The treatment is carefully planned to allow the normal cells to repair themselves and minimise side effects. The total dose and the number of treatments you need depends on the size and location of the melanoma, your general health and other concurrent medical treatments.

This radiation can come from a radiation machine or radioactive material placed in your body near the cancer.


Side effects of this treatment can be

  • Temporary or permanent loss of hair in the area 
  • Skin irritation
  • Temporary change in skin colour
  • General fatigue 
  • Other side effects depending on the area of the body 


What are targeted therapies?

This is a drug that blocks the growth of cancer by interfering with specific molecules involved in tumour growth, used for patients with the spread of the disease to other organs in the body.


They target some of the key genetic mutations that drive the growth of melanoma in patients and selectively block activity of these driving mutations.


Genetic mutations involved in melanoma development so far are:

  • BRAF 
  • NRAS 
  • C-KIT 


What is immunotherapy?

These are treatments that work to trigger the body’s immune system to fight the cancer cells. The methods are – activating an immune response with checkpoint inhibitors or “training” an immune response with vaccines.

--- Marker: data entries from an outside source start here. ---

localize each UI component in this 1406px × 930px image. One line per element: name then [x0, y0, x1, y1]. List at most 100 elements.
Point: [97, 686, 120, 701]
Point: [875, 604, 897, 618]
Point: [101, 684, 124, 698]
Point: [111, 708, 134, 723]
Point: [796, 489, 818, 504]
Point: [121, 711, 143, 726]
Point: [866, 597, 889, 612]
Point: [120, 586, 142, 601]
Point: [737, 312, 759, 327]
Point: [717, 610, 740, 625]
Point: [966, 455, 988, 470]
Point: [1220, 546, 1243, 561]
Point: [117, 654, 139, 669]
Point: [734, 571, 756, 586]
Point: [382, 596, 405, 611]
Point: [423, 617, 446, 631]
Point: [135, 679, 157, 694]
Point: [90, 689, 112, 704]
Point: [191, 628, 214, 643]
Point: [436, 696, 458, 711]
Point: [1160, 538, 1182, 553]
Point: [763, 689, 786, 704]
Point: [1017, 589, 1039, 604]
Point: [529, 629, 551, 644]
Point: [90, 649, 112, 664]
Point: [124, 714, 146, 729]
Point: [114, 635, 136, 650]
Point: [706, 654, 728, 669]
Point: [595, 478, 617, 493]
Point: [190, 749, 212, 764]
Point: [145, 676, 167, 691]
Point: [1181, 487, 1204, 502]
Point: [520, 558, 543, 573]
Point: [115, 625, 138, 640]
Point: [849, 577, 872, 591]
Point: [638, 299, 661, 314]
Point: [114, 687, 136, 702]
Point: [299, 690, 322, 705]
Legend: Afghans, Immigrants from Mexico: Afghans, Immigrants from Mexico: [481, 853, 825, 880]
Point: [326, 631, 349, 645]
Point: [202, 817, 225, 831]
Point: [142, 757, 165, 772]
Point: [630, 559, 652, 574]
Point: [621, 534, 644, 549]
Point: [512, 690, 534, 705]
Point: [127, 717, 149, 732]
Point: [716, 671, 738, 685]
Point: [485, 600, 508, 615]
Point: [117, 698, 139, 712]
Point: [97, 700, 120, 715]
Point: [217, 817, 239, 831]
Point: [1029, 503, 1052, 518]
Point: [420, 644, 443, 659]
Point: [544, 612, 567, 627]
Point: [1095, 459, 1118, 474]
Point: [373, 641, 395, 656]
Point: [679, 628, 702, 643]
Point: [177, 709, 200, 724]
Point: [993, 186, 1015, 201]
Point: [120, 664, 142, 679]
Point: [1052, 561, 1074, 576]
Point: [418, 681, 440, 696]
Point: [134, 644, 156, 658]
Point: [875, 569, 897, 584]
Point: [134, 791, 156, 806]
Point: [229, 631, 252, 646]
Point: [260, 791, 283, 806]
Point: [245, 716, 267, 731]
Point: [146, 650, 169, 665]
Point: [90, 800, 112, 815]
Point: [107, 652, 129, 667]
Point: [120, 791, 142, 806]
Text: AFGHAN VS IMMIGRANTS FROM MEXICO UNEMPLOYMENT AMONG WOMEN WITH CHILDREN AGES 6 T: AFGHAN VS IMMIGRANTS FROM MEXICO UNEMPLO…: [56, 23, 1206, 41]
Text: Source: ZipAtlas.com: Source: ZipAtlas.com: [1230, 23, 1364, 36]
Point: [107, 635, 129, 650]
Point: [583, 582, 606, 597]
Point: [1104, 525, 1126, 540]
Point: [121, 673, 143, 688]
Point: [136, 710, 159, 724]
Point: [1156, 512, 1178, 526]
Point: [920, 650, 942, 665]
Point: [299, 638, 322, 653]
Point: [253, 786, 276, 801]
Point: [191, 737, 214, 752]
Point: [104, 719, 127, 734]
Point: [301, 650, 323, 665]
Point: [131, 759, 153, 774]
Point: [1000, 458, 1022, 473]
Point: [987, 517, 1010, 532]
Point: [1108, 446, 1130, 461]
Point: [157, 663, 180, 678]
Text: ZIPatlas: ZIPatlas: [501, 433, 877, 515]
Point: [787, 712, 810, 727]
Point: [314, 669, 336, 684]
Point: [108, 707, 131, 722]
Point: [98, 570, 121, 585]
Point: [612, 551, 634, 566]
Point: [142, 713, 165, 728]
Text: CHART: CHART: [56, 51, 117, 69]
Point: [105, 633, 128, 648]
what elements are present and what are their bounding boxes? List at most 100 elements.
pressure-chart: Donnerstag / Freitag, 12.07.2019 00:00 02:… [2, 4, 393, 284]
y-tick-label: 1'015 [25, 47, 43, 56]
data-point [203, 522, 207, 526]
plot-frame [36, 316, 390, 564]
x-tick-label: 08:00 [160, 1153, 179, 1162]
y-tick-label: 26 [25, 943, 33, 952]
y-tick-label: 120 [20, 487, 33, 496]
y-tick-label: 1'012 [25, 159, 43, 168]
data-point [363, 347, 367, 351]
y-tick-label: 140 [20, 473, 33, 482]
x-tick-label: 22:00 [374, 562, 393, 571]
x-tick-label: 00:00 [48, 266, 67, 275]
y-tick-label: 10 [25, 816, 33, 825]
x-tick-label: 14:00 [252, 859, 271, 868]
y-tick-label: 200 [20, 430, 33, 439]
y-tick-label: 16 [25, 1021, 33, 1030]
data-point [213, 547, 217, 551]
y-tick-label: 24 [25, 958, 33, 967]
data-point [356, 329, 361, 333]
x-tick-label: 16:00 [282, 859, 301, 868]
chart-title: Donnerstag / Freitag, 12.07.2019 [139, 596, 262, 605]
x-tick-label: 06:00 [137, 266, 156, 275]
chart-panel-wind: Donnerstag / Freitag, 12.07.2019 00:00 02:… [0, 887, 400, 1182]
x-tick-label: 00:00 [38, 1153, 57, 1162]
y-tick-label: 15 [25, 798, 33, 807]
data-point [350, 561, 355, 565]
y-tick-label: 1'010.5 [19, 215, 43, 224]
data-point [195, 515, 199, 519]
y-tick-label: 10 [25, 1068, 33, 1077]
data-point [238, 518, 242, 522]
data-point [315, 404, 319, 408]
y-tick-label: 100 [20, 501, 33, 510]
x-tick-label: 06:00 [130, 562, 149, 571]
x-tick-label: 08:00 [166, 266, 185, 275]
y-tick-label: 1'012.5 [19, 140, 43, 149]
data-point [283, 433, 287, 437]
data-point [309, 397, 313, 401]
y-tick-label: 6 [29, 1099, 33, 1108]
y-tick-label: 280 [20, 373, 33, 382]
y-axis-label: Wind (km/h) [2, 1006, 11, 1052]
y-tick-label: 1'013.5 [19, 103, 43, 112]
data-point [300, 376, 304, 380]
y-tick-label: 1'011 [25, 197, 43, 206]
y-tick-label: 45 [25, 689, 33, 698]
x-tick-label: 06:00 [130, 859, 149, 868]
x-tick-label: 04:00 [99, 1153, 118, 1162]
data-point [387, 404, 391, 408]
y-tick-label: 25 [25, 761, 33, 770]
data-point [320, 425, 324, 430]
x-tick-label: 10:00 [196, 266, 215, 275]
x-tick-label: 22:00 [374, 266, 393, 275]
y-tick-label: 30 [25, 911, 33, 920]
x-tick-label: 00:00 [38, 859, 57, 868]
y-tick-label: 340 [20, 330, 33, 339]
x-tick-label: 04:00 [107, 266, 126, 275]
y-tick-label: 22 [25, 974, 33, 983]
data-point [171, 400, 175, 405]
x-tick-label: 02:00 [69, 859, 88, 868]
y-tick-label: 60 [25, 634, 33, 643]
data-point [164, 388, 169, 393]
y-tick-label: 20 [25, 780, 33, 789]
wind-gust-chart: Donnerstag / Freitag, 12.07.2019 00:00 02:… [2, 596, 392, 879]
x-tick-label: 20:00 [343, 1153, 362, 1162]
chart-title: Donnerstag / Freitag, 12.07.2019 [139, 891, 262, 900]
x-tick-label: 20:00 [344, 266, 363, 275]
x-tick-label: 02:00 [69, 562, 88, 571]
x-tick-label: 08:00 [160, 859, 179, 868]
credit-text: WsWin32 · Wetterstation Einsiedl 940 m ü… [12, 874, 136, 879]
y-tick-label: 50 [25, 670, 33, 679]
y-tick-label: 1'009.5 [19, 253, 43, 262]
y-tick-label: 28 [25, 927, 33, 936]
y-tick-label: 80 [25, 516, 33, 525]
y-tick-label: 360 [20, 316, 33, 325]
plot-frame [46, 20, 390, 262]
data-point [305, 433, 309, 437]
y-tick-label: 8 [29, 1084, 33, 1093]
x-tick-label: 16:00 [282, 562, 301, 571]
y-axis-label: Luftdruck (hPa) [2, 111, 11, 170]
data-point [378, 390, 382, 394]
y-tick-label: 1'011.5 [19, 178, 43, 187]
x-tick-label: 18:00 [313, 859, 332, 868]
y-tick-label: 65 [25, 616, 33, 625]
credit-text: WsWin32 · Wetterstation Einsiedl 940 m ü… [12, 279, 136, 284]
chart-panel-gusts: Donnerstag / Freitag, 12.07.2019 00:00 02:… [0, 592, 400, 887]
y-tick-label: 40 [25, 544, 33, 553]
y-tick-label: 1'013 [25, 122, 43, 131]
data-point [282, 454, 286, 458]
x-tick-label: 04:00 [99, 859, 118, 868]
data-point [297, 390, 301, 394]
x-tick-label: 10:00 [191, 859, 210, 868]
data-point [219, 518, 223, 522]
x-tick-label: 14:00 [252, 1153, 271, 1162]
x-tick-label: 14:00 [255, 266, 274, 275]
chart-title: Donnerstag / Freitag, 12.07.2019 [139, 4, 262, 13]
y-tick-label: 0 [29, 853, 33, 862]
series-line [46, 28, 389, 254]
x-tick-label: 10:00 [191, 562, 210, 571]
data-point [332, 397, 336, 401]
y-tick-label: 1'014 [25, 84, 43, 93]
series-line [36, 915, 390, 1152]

How do immunotherapies work?


Checkpoint inhibitors, drugs stimulate the immune system to recognise and destroy melanoma cells.


Immunotherapy currently available 

  • Ipilimumab 
  • Pembrolizumab 
  • Nivolumab


Side Effects – most common side effects of immunotherapy include:

  • skin problems (redness, dry skin, rash, blistering)
  • flu-like symptoms (feeling tired, fever, weakness)
  • diarrhoea
  • cough
  • breathing difficulty
  • neurological problems (weakness/numbness)


What is the role of Chemotherapy in Melanoma?

Anti-cancer drugs slow the growth of tumour cells that have spread to internal organs and may help relieve symptoms caused by the growth of the tumour. 


New targeted therapies focused on the genes of melanoma cells are effective treatment but in some rare cases chemotherapy may be recommended.


Side effects

  • nausea, vomiting
  • depression
  • tiredness
  • hair loss


These side effects are temporary and steps can be taken to prevent or reduce them.


cancers are almost always removed. In more advanced skin cancers, some of the surrounding tissue may also be removed to make sure that all of the cancerous cells have been taken out.


There are many treatment options available depending on the stage of melanoma.

Localised (early stage) melanoma needs surgery, and in the majority of cases, may be the only treatment required.


More advanced cases of melanoma where the cancer has spread to lymph glands or other parts of the body may require treatments such as chemotherapy, radiotherapy, immunotherapy or targeted molecular therapy. This involves first multiple imaging modalities to determine the extent of the condition.


Your doctor will recommend the best treatment option based on how far the melanoma has progressed together with other factors such as your age and general health. This will be discussed at a multidisciplinary meeting, to get the best possible individualised treatment.


What if Melanoma is Untreated?

While it is not the most common of the skin cancers, it causes the most deaths. Melanoma kills about one in six patients.